The Constant Nymph | |
Country: | United Kingdom |
Language: | English |
Genre: | Novel |
Publisher: | Heinemann |
Media Type: | Print (Hardback and paperback) |
Pages: | 344 pp |
Followed By: | The Fool of the Family |
The Constant Nymph is a 1924 novel by Margaret Kennedy. It tells how a teenage girl, Tessa Sanger, falls in love with a family friend, who eventually marries her cousin.[1] It explores the protagonists' complex family histories, focusing on class, education and creativity.

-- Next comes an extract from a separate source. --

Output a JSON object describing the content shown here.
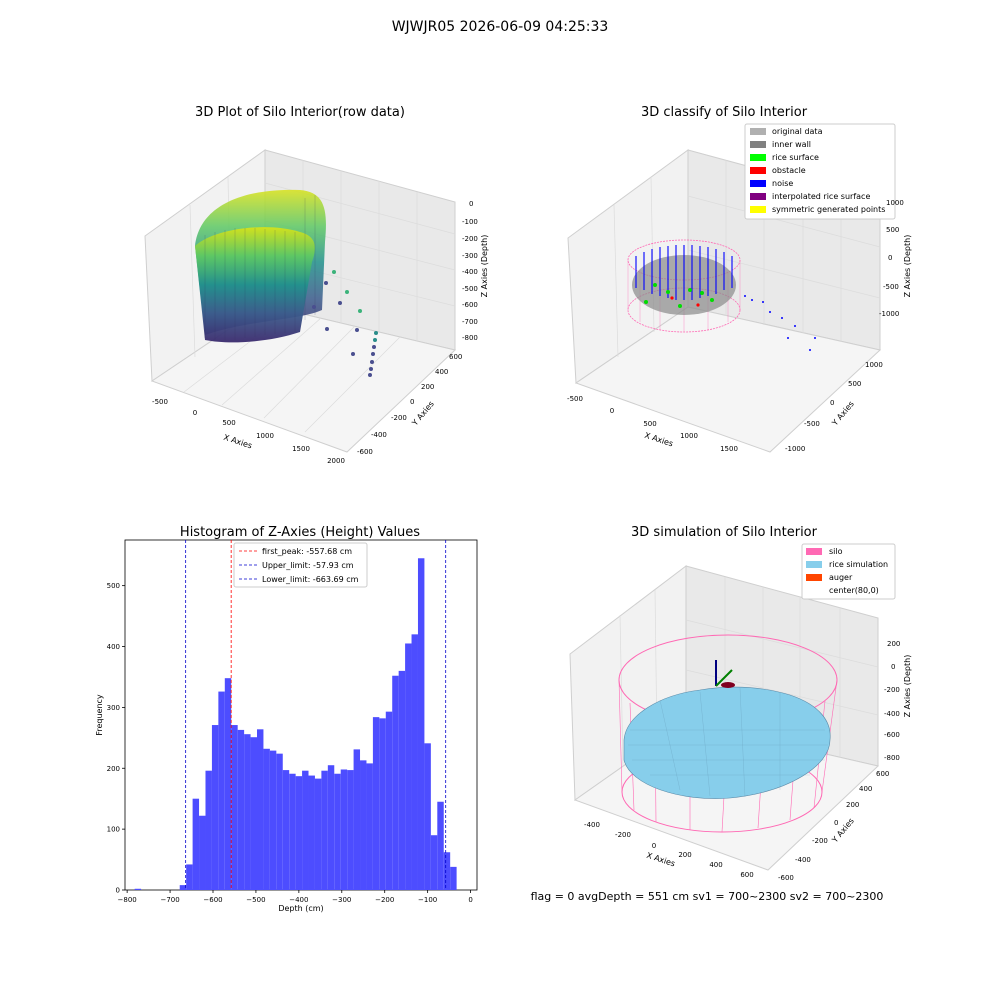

The novel sold well from its first appearance, becoming the first novel of a genre sometimes called "Bohemian". Much of its success was due to its then-shocking sexual content, describing scenes of adolescent sexuality and of noble savagery in the Austrian Tyrol.
There is a complimentary allusion to the novel in the 1934 detective story The Nine Tailors by Dorothy L. Sayers. Fifteen-year-old Hilary tells her father she aspires to write novels: "Best sellers. The sort that everybody goes potty over. Not just bosh ones, but like The Constant Nymph."[2] Sayers includes a positive mention by two characters in her 1930 epistolary novel, The Documents in the Case.[3]
The character and appearance of the composer Lewis Dodd was based on the artist Henry Lamb, who was a gifted pianist.[4] Kennedy's cousin George was one of Lamb's oldest friends. Attributes of Albert Sanger were taken from Augustus John, particular the artists' colony he set up in 1911 at Alderney Manor.[5] Kennedy may have been trying to protect herself against accusations of using her friends as models by transferring to both of them the talents of musicians rather than painters.[6]
See main article: article, The Constant Nymph (play), The Constant Nymph (1928 film), The Constant Nymph (1933 film) and The Constant Nymph (1943 film). Margaret Kennedy and Basil Dean adapted The Constant Nymph for a three-act play that was published by Doubleday, Page and Company (Garden City, N.Y.) in 1926. A differently treated, second stage adaptation of the play was published by William Heinemann (London) in 1926.[7] The play was performed on the London stage in 1926 and featured Noël Coward and Edna Best.[8]
The novel was first adapted as a silent film in 1928 by Adrian Brunel and Alma Reville and directed by Brunel and Basil Dean. This version starred Ivor Novello, Mabel Poulton and Benita Hume.[9] It was adapted again in 1933 by Dorothy Farnum and directed by Dean. It featured Victoria Hopper, Brian Aherne and Leonora Corbett.[9] A third film adaptation in 1943 featured Charles Boyer, Joan Fontaine, and Alexis Smith. It was adapted by Kathryn Scola and directed by Edmund Goulding.